Separei-te de seu lado, mas não vou apartar o de ti. Fez uma pausa com o anel brilhando em sua mão. -Foi sua vida, não?

E perguntou outra vez. -Quê-lo de novo? Em resposta estendi a mão e me deslizou o anel no dedo.

«Do F. para o C. com amor. Sempre.» -O que há dito? -perguntei.

Tinha murmurado algo em gaélico, muito baixo, como para que o entendesse.

-Pinjente: «Vê em paz» -respondeu-. Mas não estava falando contigo,

Sassenach. Ao outro lado do fogo algo vermelho cintilou. Olhei a tempo para ver que

Roger se levava a mão da Brianna aos lábios, o rubi do Jamie brilhava em seu dedo, apanhando a luz do fogo e da lua.
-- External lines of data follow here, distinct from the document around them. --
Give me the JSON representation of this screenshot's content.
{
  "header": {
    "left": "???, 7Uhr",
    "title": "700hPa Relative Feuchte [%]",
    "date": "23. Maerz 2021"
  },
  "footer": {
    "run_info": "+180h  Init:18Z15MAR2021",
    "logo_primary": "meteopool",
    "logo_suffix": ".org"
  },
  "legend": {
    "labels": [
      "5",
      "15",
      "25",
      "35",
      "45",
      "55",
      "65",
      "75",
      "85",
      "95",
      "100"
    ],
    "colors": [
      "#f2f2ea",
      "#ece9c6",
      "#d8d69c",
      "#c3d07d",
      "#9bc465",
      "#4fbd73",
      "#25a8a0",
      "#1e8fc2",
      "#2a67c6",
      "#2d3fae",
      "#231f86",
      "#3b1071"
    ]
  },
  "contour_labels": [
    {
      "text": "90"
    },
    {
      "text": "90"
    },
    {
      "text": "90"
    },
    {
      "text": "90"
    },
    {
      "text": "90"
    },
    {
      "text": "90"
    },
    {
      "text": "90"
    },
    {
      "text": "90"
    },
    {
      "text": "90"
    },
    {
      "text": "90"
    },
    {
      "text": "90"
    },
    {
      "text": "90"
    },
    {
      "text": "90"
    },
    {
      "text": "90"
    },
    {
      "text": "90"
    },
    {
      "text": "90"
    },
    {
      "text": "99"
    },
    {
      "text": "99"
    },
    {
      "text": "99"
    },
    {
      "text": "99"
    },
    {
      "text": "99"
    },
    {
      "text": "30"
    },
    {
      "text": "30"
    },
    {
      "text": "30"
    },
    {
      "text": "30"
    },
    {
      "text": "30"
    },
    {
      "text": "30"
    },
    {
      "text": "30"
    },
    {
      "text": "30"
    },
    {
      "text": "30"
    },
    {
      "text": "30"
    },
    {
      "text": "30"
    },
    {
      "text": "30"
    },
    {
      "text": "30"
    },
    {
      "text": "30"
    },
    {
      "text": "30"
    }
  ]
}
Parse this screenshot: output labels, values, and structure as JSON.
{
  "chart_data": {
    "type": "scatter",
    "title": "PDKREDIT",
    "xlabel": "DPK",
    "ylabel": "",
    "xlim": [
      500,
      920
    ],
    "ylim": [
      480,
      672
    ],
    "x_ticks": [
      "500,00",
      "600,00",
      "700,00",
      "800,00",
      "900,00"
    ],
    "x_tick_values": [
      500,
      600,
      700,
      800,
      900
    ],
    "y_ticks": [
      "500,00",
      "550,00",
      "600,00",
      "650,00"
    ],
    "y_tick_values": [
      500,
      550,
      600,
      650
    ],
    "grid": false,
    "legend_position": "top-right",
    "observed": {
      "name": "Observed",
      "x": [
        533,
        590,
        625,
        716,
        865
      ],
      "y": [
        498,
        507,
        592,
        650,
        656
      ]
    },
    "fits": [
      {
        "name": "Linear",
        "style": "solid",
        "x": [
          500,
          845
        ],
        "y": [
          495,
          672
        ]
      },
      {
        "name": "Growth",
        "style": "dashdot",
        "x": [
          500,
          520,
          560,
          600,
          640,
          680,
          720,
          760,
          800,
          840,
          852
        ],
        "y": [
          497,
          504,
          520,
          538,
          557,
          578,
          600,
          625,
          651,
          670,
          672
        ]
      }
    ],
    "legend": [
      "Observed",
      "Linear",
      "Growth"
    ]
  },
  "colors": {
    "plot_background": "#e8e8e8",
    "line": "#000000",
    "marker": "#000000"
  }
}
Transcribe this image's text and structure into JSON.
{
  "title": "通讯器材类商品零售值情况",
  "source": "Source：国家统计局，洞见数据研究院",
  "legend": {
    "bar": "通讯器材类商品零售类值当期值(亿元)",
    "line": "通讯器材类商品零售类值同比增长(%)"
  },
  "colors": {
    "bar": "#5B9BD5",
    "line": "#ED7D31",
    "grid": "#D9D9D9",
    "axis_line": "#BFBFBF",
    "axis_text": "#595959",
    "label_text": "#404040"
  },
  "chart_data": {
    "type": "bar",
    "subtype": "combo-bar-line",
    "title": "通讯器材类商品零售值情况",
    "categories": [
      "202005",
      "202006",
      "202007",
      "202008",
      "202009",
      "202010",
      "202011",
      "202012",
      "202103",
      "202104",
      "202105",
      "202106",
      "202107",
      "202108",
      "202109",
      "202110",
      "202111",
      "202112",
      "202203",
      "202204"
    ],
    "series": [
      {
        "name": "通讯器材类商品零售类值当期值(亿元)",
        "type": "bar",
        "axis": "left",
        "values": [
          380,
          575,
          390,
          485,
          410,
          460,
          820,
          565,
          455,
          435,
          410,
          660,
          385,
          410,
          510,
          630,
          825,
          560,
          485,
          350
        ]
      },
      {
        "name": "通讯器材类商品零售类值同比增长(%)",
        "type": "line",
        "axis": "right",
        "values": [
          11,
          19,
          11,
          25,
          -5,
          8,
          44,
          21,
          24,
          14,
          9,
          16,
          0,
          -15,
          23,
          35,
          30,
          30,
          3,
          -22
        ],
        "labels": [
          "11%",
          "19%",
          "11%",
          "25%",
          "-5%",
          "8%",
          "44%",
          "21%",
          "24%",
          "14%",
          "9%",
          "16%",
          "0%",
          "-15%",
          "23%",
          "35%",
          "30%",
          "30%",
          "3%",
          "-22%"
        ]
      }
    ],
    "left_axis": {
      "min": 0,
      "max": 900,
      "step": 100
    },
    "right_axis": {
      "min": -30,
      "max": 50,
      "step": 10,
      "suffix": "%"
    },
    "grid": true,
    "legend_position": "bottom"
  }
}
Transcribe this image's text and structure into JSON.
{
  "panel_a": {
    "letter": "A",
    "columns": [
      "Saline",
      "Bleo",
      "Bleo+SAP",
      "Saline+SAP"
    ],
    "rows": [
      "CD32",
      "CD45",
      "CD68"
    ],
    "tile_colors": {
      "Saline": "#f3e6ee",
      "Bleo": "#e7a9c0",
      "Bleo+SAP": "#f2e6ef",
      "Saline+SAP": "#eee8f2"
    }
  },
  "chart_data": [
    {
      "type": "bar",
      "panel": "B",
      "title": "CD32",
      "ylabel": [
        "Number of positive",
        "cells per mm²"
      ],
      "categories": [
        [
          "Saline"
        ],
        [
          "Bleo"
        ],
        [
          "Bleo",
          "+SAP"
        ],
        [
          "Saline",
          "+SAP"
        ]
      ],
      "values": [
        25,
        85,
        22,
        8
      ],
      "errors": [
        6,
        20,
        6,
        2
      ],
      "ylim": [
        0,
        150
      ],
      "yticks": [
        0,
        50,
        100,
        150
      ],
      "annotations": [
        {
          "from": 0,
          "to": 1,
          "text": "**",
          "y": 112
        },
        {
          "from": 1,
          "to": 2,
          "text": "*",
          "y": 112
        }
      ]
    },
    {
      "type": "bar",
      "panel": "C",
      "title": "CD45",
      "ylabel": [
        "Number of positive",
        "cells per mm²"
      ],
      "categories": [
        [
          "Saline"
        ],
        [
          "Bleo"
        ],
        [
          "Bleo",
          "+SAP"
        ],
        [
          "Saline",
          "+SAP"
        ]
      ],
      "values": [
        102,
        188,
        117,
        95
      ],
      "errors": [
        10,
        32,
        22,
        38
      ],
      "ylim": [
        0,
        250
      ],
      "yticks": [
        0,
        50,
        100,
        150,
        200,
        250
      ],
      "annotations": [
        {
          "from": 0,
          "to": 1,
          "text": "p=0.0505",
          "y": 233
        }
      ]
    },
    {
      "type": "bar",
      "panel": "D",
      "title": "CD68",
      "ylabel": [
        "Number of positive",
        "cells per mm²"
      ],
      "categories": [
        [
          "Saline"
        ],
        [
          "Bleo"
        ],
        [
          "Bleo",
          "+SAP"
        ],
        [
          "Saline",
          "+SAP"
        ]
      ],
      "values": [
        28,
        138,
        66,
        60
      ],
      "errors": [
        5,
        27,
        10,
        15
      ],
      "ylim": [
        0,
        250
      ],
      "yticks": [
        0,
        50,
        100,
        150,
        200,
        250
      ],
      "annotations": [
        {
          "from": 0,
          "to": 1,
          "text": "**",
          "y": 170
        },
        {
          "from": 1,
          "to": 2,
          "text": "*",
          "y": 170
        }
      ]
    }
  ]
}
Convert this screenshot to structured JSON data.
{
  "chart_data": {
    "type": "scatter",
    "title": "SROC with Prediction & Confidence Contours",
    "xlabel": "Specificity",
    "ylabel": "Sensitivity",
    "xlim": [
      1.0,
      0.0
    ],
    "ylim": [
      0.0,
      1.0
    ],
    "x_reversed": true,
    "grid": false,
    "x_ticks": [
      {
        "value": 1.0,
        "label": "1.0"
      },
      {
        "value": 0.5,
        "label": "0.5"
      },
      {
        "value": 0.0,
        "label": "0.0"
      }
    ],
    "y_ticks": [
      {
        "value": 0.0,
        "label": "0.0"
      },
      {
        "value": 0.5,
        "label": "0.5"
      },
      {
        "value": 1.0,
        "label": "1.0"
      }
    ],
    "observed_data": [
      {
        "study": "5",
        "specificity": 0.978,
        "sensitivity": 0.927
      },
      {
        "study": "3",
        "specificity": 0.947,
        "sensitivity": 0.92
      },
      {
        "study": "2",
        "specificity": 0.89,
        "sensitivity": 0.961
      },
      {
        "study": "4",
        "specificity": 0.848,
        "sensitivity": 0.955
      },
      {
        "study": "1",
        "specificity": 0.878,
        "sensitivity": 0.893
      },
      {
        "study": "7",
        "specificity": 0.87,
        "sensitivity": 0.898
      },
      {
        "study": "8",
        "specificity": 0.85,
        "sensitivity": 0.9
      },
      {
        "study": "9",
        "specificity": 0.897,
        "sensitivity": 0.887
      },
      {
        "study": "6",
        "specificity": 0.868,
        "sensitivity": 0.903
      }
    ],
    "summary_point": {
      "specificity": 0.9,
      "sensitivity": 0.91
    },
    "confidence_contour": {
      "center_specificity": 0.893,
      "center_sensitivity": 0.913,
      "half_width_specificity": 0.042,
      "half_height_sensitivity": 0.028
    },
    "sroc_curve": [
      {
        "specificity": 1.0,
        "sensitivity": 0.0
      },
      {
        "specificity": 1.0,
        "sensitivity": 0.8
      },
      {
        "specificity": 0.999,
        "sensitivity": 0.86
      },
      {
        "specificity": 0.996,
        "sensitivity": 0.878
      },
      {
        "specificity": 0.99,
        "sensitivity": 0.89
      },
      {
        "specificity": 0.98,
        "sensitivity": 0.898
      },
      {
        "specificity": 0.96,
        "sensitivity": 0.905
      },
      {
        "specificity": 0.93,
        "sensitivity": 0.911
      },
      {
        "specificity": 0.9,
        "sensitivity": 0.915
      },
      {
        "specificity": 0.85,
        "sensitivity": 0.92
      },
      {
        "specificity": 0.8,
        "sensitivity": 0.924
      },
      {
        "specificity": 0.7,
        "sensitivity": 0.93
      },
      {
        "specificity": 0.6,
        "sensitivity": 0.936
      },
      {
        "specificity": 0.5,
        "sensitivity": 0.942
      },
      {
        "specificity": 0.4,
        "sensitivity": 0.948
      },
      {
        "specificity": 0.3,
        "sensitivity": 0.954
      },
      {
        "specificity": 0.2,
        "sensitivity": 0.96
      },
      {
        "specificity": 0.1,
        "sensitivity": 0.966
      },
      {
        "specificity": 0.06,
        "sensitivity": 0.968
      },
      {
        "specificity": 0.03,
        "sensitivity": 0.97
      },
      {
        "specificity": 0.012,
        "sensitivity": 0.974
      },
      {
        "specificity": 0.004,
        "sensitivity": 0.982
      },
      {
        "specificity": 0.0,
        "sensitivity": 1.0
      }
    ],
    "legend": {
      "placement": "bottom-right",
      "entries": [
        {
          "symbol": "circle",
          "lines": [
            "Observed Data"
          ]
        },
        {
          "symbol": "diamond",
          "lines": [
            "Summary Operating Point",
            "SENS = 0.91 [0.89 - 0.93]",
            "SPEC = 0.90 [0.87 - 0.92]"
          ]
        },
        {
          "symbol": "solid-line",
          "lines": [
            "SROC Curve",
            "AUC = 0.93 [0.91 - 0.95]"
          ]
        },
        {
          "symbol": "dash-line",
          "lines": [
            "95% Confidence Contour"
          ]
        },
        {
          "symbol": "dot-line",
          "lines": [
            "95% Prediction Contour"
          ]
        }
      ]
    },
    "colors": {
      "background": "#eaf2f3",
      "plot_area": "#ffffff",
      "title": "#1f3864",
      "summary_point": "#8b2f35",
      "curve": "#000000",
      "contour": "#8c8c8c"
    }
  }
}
-Acredito que ela já escolheu -disse brandamente Jamie.

Brianna sorriu com os olhos posados no rosto do Roger e se inclinou para beijá-lo. Então ficou em pé, limpou-se a saia e foi acender um tição. O entregou

falando em voz alta para que a ouvíssemos. -Vê -disse- e lhes diga que os MacKenzie estão aqui.